Question

If K is a Sylow p-subgroup of G, prove that$\mathbf{N}\left(N\left(K\right)\right)\mathbf{=}\mathbf{N}\left(K\right)$

Short answer

It is proved that,$\mathrm{N}\left(\mathrm{N}\left(\mathrm{K}\right)\right)=\mathrm{N}\left(\mathrm{K}\right)$.

Step-by-step solution

Given information

It is given that K is a Sylow p-subgroup of G.

Prove that N(NK)=N(K)

Since, every subgroup is contained in its normalizer,$\mathrm{N}\left(\mathrm{K}\right)\subseteq \mathrm{N}\left(\mathrm{N}\left(\mathrm{K}\right)\right)$.

Let$\mathrm{x}\in \mathrm{N}\left(\mathrm{N}\left(\mathrm{K}\right)\right)$

Then,${\mathrm{x}}^{-1}\mathrm{N}\left(\mathrm{K}\right)\mathrm{x}=\mathrm{N}\left(\mathrm{K}\right)$

This implies,${\mathrm{x}}^{-1}\mathrm{Kx}\subseteq \mathrm{N}\left(\mathrm{K}\right)$

But K is normal in N(K), so it is the only Sylow p-subgroup of N(K).

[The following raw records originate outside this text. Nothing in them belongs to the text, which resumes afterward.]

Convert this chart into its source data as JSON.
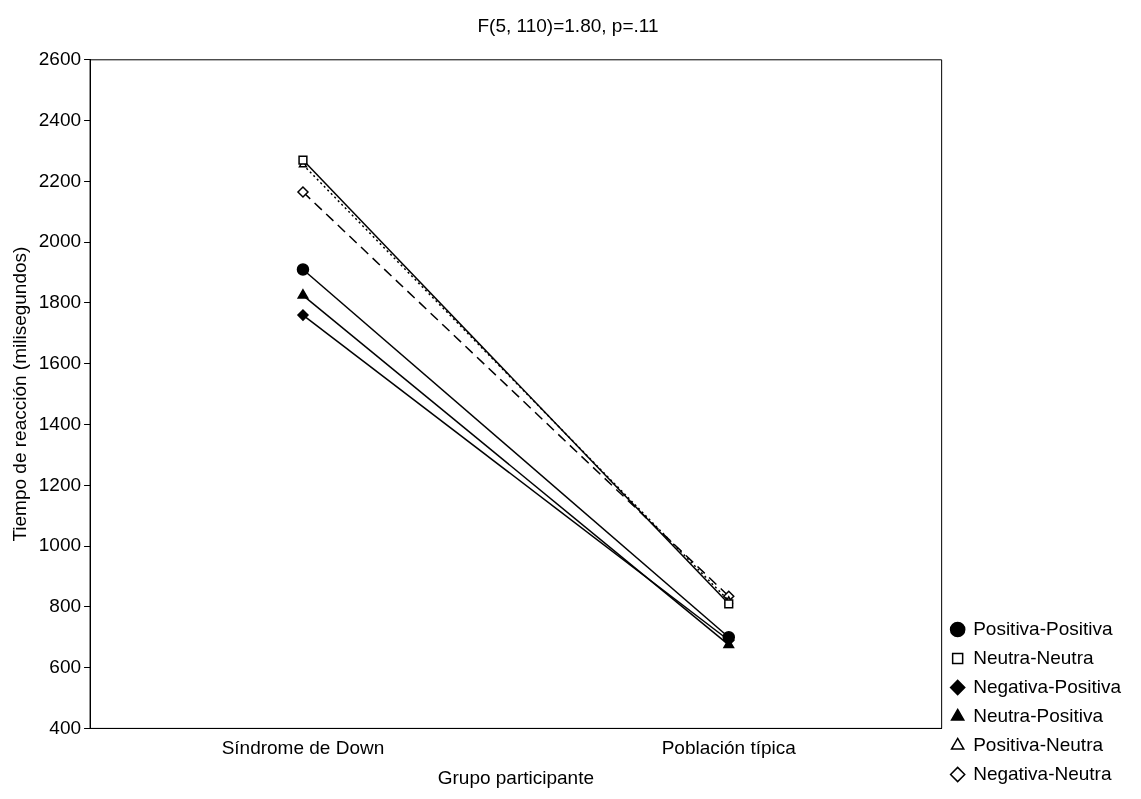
{
  "chart_data": {
    "type": "line",
    "title": "F(5, 110)=1.80, p=.11",
    "xlabel": "Grupo participante",
    "ylabel": "Tiempo de reacción (milisegundos)",
    "categories": [
      "Síndrome de Down",
      "Población típica"
    ],
    "ylim": [
      400,
      2600
    ],
    "yticks": [
      400,
      600,
      800,
      1000,
      1200,
      1400,
      1600,
      1800,
      2000,
      2200,
      2400,
      2600
    ],
    "grid": false,
    "legend": "bottom right",
    "series": [
      {
        "name": "Positiva-Positiva",
        "color": "#000000",
        "values": [
          1910,
          700
        ],
        "marker": "circle",
        "line_style": "solid"
      },
      {
        "name": "Neutra-Neutra",
        "color": "#000000",
        "values": [
          2270,
          810
        ],
        "marker": "square",
        "line_style": "solid"
      },
      {
        "name": "Negativa-Positiva",
        "color": "#000000",
        "values": [
          1760,
          690
        ],
        "marker": "diamond",
        "line_style": "solid"
      },
      {
        "name": "Neutra-Positiva",
        "color": "#000000",
        "values": [
          1825,
          675
        ],
        "marker": "triangle",
        "line_style": "solid"
      },
      {
        "name": "Positiva-Neutra",
        "color": "#000000",
        "values": [
          2255,
          820
        ],
        "marker": "triangle",
        "line_style": "dotted"
      },
      {
        "name": "Negativa-Neutra",
        "color": "#000000",
        "values": [
          2165,
          835
        ],
        "marker": "diamond",
        "line_style": "dashed"
      }
    ]
  }
}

Thus,${\mathrm{x}}^{-1}\mathrm{Kx}=\mathrm{K}$

This implies,$\mathrm{x}\in \mathrm{N}\left(\mathrm{K}\right)$

Thus,$\mathrm{N}\left(\mathrm{N}\left(\mathrm{K}\right)\right)\subseteq \mathrm{N}\left(\mathrm{K}\right)$

Hence, it can be concluded that$\mathrm{N}\left(\mathrm{N}\left(\mathrm{K}\right)\right)=\mathrm{N}\left(\mathrm{K}\right)$